A Race To The Bottom? Not Likely.

Skeptics might say that competing on regulatory authority  could  cause a “race to the bottom” as agencies slash regulations to be most competitive in the global regulatory “marketplace” and attract the most applications. This argument isn’t terribly convincing.

Limited and optional reciprocity.  First, reciprocity could be limited to our highly developed trading partners, and to well-understood drug classes or products where there is a high unmet need, like cystic fibrosis or the myriad cancers that don’t respond well to available therapies.
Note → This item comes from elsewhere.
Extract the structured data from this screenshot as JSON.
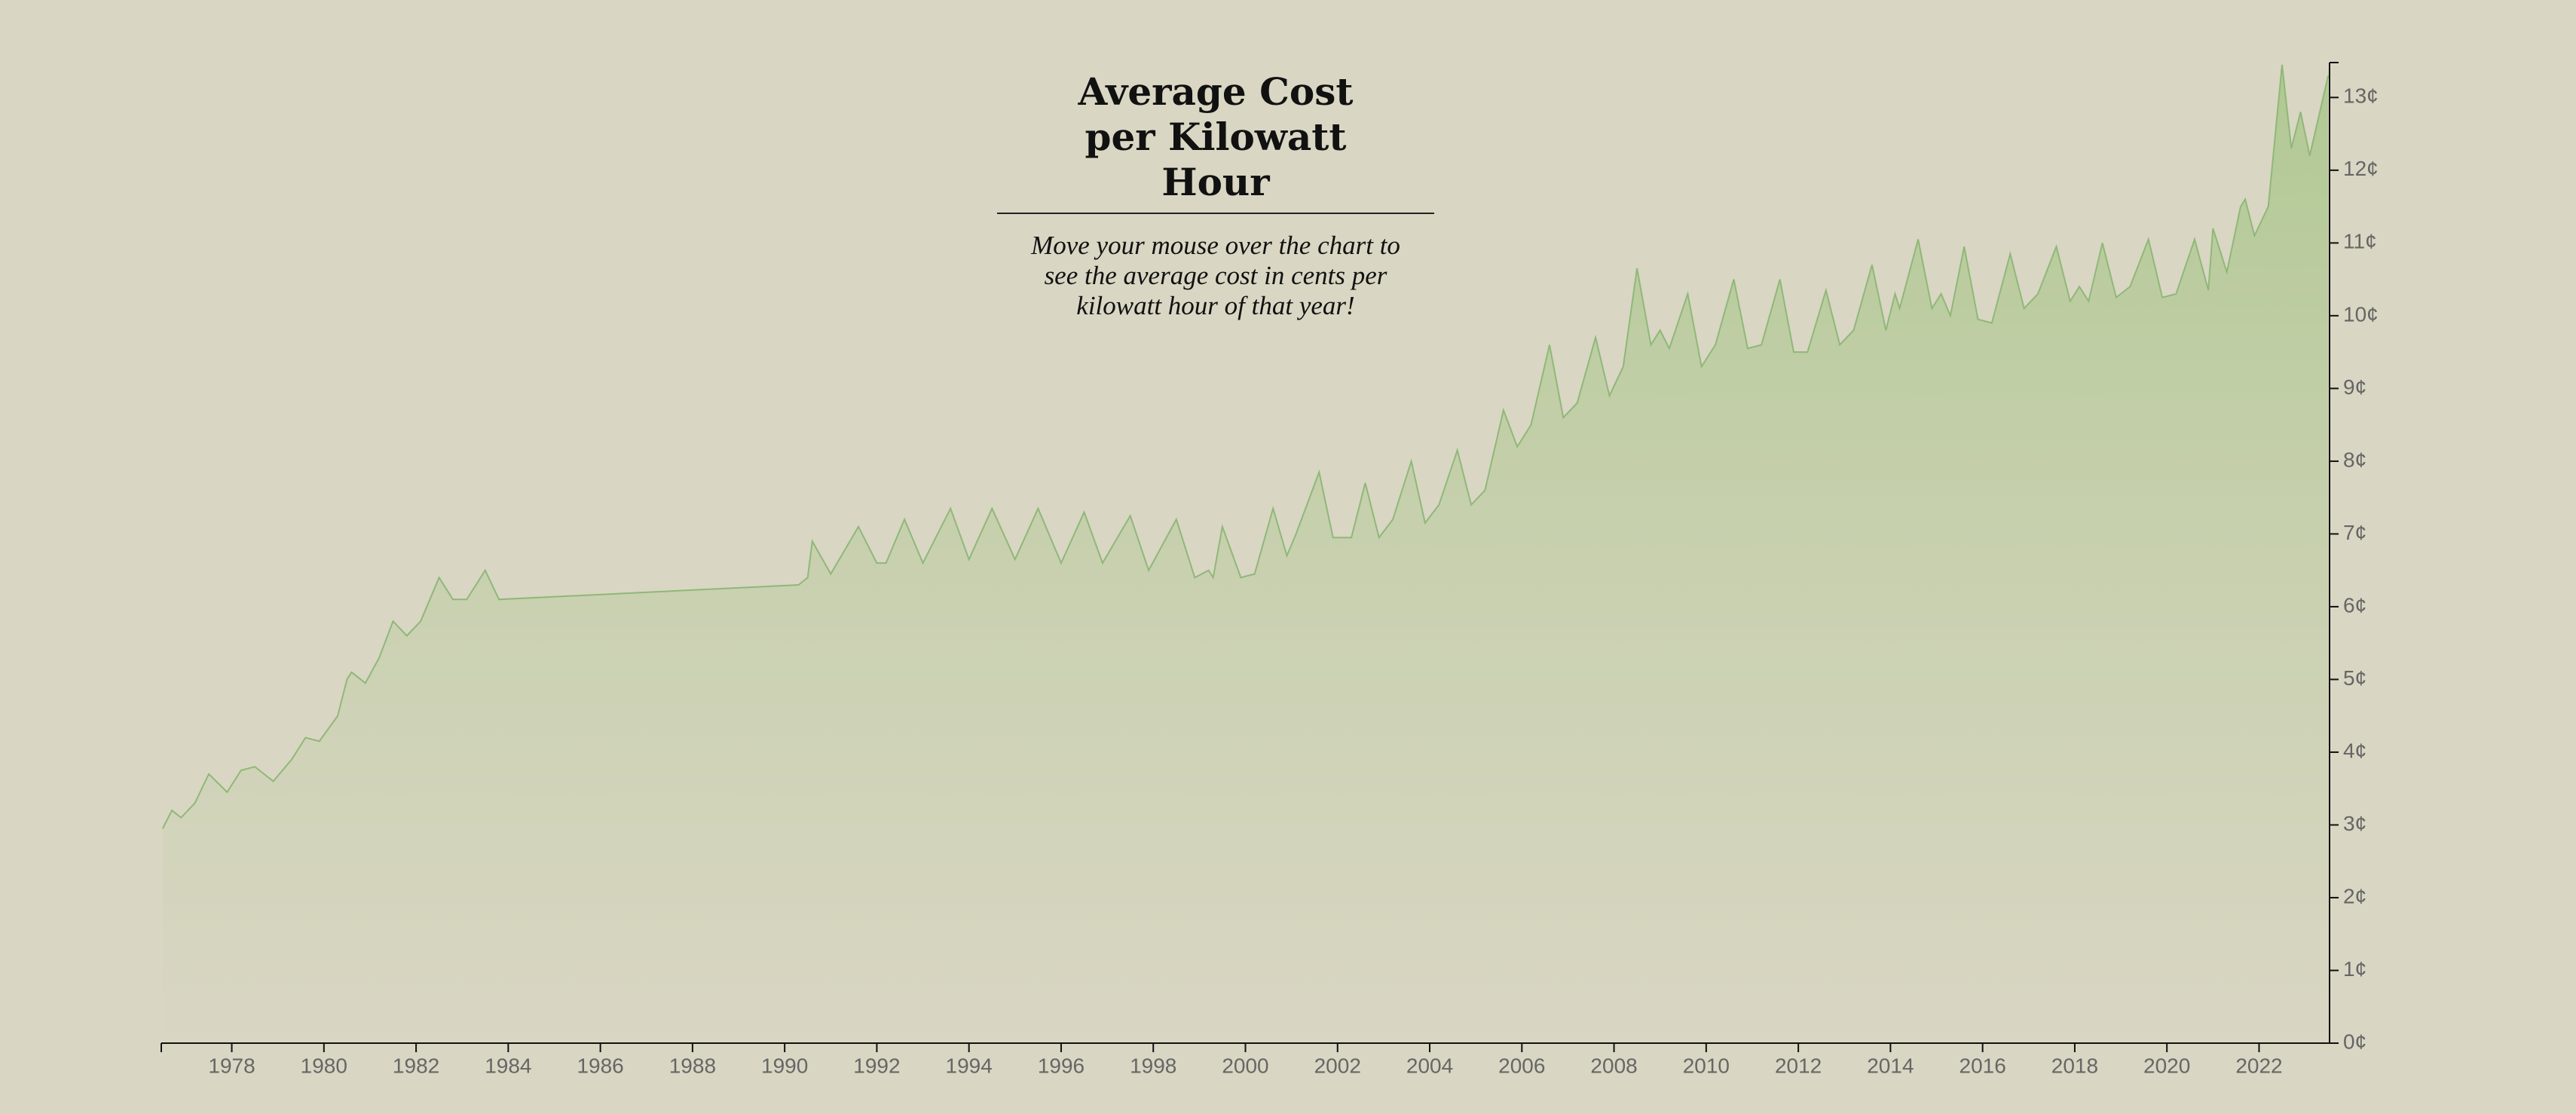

Starting with a few classes as a prototype program and using  robust surveillance of patient records would rule out the likelihood of another Vioxx-type debacle, where a new and widely used NSAID (a pain-reliever) was linked to as many as 140,000 potential cases of heart disease. Reciprocity could also be optional: Companies could apply for reciprocity, and if either the FDA/EMA declined, they would have to respond, publicly in writing, explaining exactly which regulatory standards the approved application didn’t meet. The drugmaker could also be required to list the regulatory approval standard for the product — EMA or FDA —  on the product’s label, so doctors and patients could make informed decisions about whether to use products approved abroad.
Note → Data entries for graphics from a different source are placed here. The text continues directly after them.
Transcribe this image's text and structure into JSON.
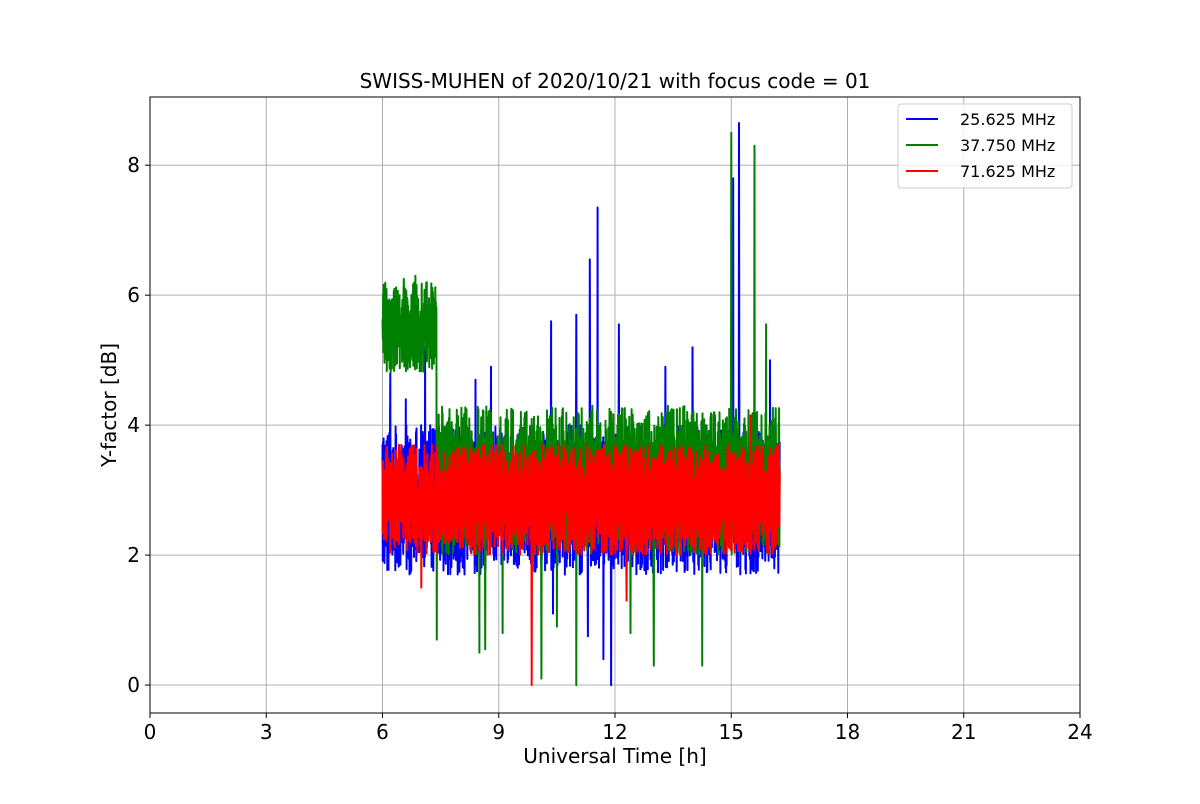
{
  "chart_data": {
    "type": "line",
    "title": "SWISS-MUHEN of 2020/10/21 with focus code = 01",
    "xlabel": "Universal Time [h]",
    "ylabel": "Y-factor [dB]",
    "xlim": [
      0,
      24
    ],
    "ylim": [
      -0.43,
      9.05
    ],
    "xticks": [
      0,
      3,
      6,
      9,
      12,
      15,
      18,
      21,
      24
    ],
    "xtick_labels": [
      "0",
      "3",
      "6",
      "9",
      "12",
      "15",
      "18",
      "21",
      "24"
    ],
    "yticks": [
      0,
      2,
      4,
      6,
      8
    ],
    "ytick_labels": [
      "0",
      "2",
      "4",
      "6",
      "8"
    ],
    "grid": true,
    "legend_position": "top-right",
    "series": [
      {
        "name": "25.625 MHz",
        "color": "#0000ff",
        "x_range": [
          6.0,
          16.25
        ],
        "baseline": 2.75,
        "band_low": 1.7,
        "band_high": 4.0,
        "spikes": [
          {
            "x": 6.2,
            "y": 4.8
          },
          {
            "x": 6.6,
            "y": 4.4
          },
          {
            "x": 7.1,
            "y": 5.2
          },
          {
            "x": 8.4,
            "y": 4.7
          },
          {
            "x": 8.8,
            "y": 4.9
          },
          {
            "x": 10.35,
            "y": 5.6
          },
          {
            "x": 11.0,
            "y": 5.7
          },
          {
            "x": 11.35,
            "y": 6.55
          },
          {
            "x": 11.55,
            "y": 7.35
          },
          {
            "x": 12.1,
            "y": 5.55
          },
          {
            "x": 13.3,
            "y": 4.9
          },
          {
            "x": 14.0,
            "y": 5.2
          },
          {
            "x": 15.2,
            "y": 8.65
          },
          {
            "x": 15.05,
            "y": 7.8
          },
          {
            "x": 16.0,
            "y": 5.0
          },
          {
            "x": 11.3,
            "y": 0.75
          },
          {
            "x": 11.7,
            "y": 0.4
          },
          {
            "x": 11.9,
            "y": 0.0
          },
          {
            "x": 10.4,
            "y": 1.1
          }
        ]
      },
      {
        "name": "37.750 MHz",
        "color": "#008000",
        "x_range": [
          6.0,
          16.25
        ],
        "baseline": 3.2,
        "band_low": 2.0,
        "band_high": 4.3,
        "early_block": {
          "x_start": 6.0,
          "x_end": 7.4,
          "level": 5.5,
          "low": 4.8,
          "high": 6.2
        },
        "spikes": [
          {
            "x": 6.55,
            "y": 6.25
          },
          {
            "x": 6.85,
            "y": 6.3
          },
          {
            "x": 7.3,
            "y": 6.05
          },
          {
            "x": 15.0,
            "y": 8.5
          },
          {
            "x": 15.6,
            "y": 8.3
          },
          {
            "x": 15.9,
            "y": 5.55
          },
          {
            "x": 7.4,
            "y": 0.7
          },
          {
            "x": 8.5,
            "y": 0.5
          },
          {
            "x": 8.65,
            "y": 0.55
          },
          {
            "x": 9.1,
            "y": 0.8
          },
          {
            "x": 10.1,
            "y": 0.1
          },
          {
            "x": 10.5,
            "y": 0.9
          },
          {
            "x": 11.0,
            "y": 0.0
          },
          {
            "x": 12.4,
            "y": 0.8
          },
          {
            "x": 13.0,
            "y": 0.3
          },
          {
            "x": 14.25,
            "y": 0.3
          }
        ]
      },
      {
        "name": "71.625 MHz",
        "color": "#ff0000",
        "x_range": [
          6.0,
          16.25
        ],
        "baseline": 2.8,
        "band_low": 2.0,
        "band_high": 3.7,
        "spikes": [
          {
            "x": 15.5,
            "y": 4.15
          },
          {
            "x": 9.85,
            "y": 0.0
          },
          {
            "x": 12.3,
            "y": 1.3
          },
          {
            "x": 7.0,
            "y": 1.5
          }
        ]
      }
    ]
  }
}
Tort and regulatory system protections.  Second, developed countries tend to have well-established tort and regulatory systems. In the United States, a company with a shoddy drug would face devastating financial penalties and a tarnished reputation. Regulators’ structural incentives to protect their own populations (and reputations for scientific probity) also wouldn’t change.  (In fact, there’s a substantive body of evidence suggesting that FDA regulations are too risk averse, rather than too lax.)

The AIDS precedent.  Lastly, we’ve already seen what loosening the FDA’s reins can mean for deadly diseases. Perhaps the best lesson is the war on AIDS in the 1990s, chronicled in films like the Dallas Buyers Club.  Desperate patients with no good alternatives imported unapproved medicines into the United States, forcing the FDA to change its regulations and accelerate access to medicines in preliminary testing.  AIDS activists deserve credit for pioneering the Accelerated Approval pathway (which essentially cuts out the long and costly Phase III trials), and setting the stage for subsequent FDA reforms. Fast forward two decades and HIV/AIDS has become a manageable, chronic condition rather than a death sentence.
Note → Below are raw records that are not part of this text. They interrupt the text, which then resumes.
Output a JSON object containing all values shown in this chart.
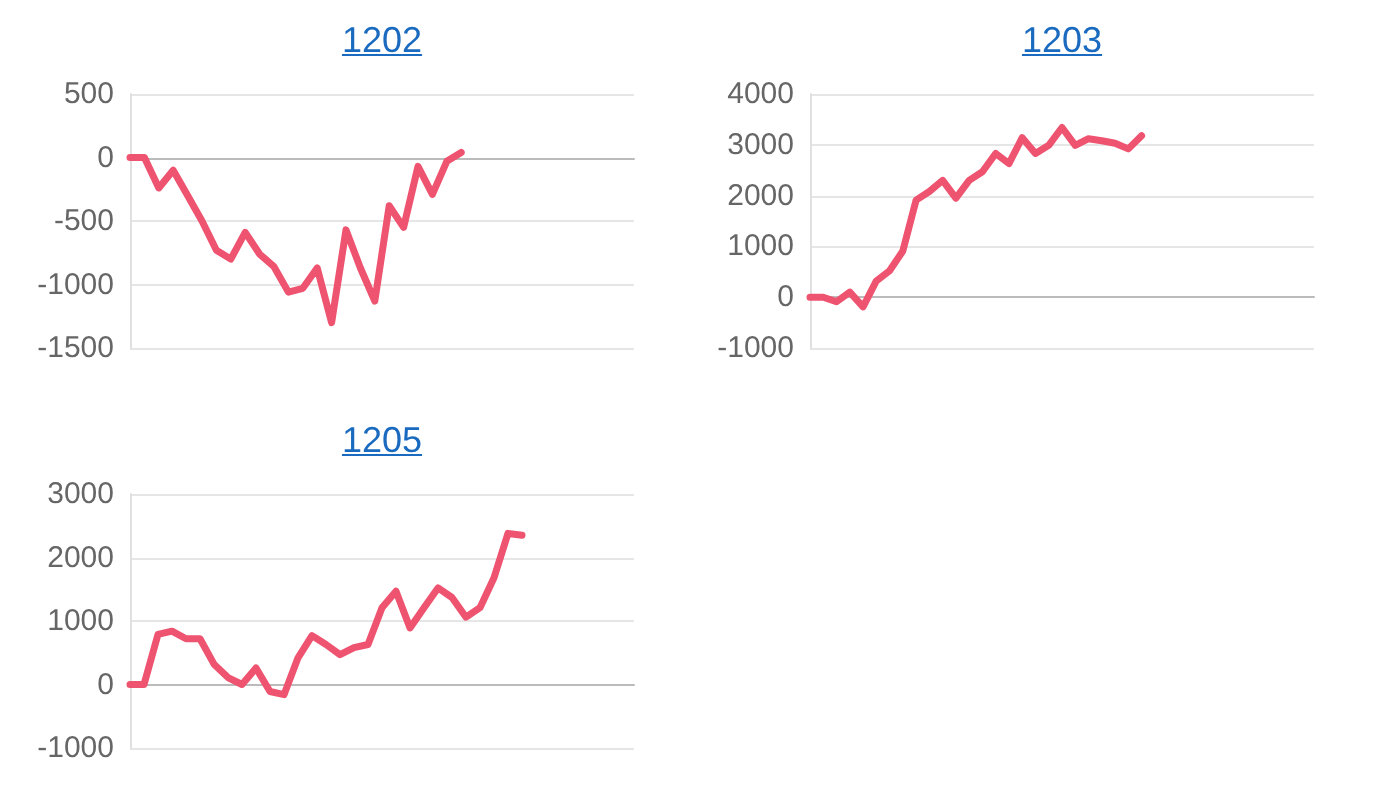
{
  "chart_data": [
    {
      "type": "line",
      "title": "1202",
      "categories": [
        null,
        null,
        null,
        null,
        null,
        null,
        null,
        null,
        null,
        null,
        null,
        null,
        null,
        null,
        null,
        null,
        null,
        null,
        null,
        null,
        null,
        null,
        null,
        null,
        null,
        null,
        null,
        null,
        null,
        null,
        null,
        null,
        null,
        null,
        null,
        null
      ],
      "series": [
        {
          "color": "#ee5370",
          "values": [
            0,
            0,
            -240,
            -100,
            -300,
            -500,
            -730,
            -800,
            -590,
            -760,
            -860,
            -1060,
            -1030,
            -870,
            -1300,
            -570,
            -870,
            -1130,
            -380,
            -550,
            -70,
            -290,
            -30,
            40,
            null,
            null,
            null,
            null,
            null,
            null,
            null,
            null,
            null,
            null,
            null,
            null
          ]
        }
      ],
      "ylim": [
        -1500,
        500
      ],
      "yticks": [
        -1500,
        -1000,
        -500,
        0,
        500
      ],
      "grid": "y",
      "tick_labels": "y",
      "line_style": "solid"
    },
    {
      "type": "line",
      "title": "1203",
      "categories": [
        null,
        null,
        null,
        null,
        null,
        null,
        null,
        null,
        null,
        null,
        null,
        null,
        null,
        null,
        null,
        null,
        null,
        null,
        null,
        null,
        null,
        null,
        null,
        null,
        null,
        null,
        null,
        null,
        null,
        null,
        null,
        null,
        null,
        null,
        null,
        null,
        null,
        null,
        null
      ],
      "series": [
        {
          "color": "#ee5370",
          "values": [
            0,
            0,
            -90,
            100,
            -190,
            320,
            520,
            910,
            1910,
            2080,
            2300,
            1950,
            2300,
            2470,
            2830,
            2630,
            3140,
            2830,
            2990,
            3340,
            2990,
            3120,
            3080,
            3030,
            2920,
            3180,
            null,
            null,
            null,
            null,
            null,
            null,
            null,
            null,
            null,
            null,
            null,
            null,
            null
          ]
        }
      ],
      "ylim": [
        -1000,
        4000
      ],
      "yticks": [
        -1000,
        0,
        1000,
        2000,
        3000,
        4000
      ],
      "grid": "y",
      "tick_labels": "y",
      "line_style": "solid"
    },
    {
      "type": "line",
      "title": "1205",
      "categories": [
        null,
        null,
        null,
        null,
        null,
        null,
        null,
        null,
        null,
        null,
        null,
        null,
        null,
        null,
        null,
        null,
        null,
        null,
        null,
        null,
        null,
        null,
        null,
        null,
        null,
        null,
        null,
        null,
        null,
        null,
        null,
        null,
        null,
        null,
        null,
        null,
        null
      ],
      "series": [
        {
          "color": "#ee5370",
          "values": [
            0,
            0,
            790,
            840,
            720,
            720,
            320,
            110,
            0,
            260,
            -110,
            -160,
            420,
            770,
            630,
            470,
            580,
            630,
            1210,
            1470,
            890,
            1210,
            1520,
            1370,
            1060,
            1210,
            1680,
            2380,
            2350,
            null,
            null,
            null,
            null,
            null,
            null,
            null,
            null
          ]
        }
      ],
      "ylim": [
        -1000,
        3000
      ],
      "yticks": [
        -1000,
        0,
        1000,
        2000,
        3000
      ],
      "grid": "y",
      "tick_labels": "y",
      "line_style": "solid"
    }
  ]
}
In the long run, reciprocity would encourage beneficial regulatory and scientific competition between advanced regulatory agencies, forcing the FDA and its sister agencies in advanced economies to compete on the efficiency and rationality of their regulations. Economists Alex Tabarrok and Daniel Klein even suggest that reciprocity could also allow the FDA to narrow its focus to the most complex, novel products and technologies that didn’t have any other predicate, and review those more thoroughly.

International regulatory competition would mainly benefit consumers who would gain faster access to new medicines, and (potentially) lower prices if development costs and times fell as well. Most importantly, it would save lives.

Given the FDA’s waiver for Princeton, it’s a good time to ask why reciprocity for EMA approvals shouldn’t be more routine.  What’s good enough for the Princeton Tigers, after all, should be good enough for the rest of us too.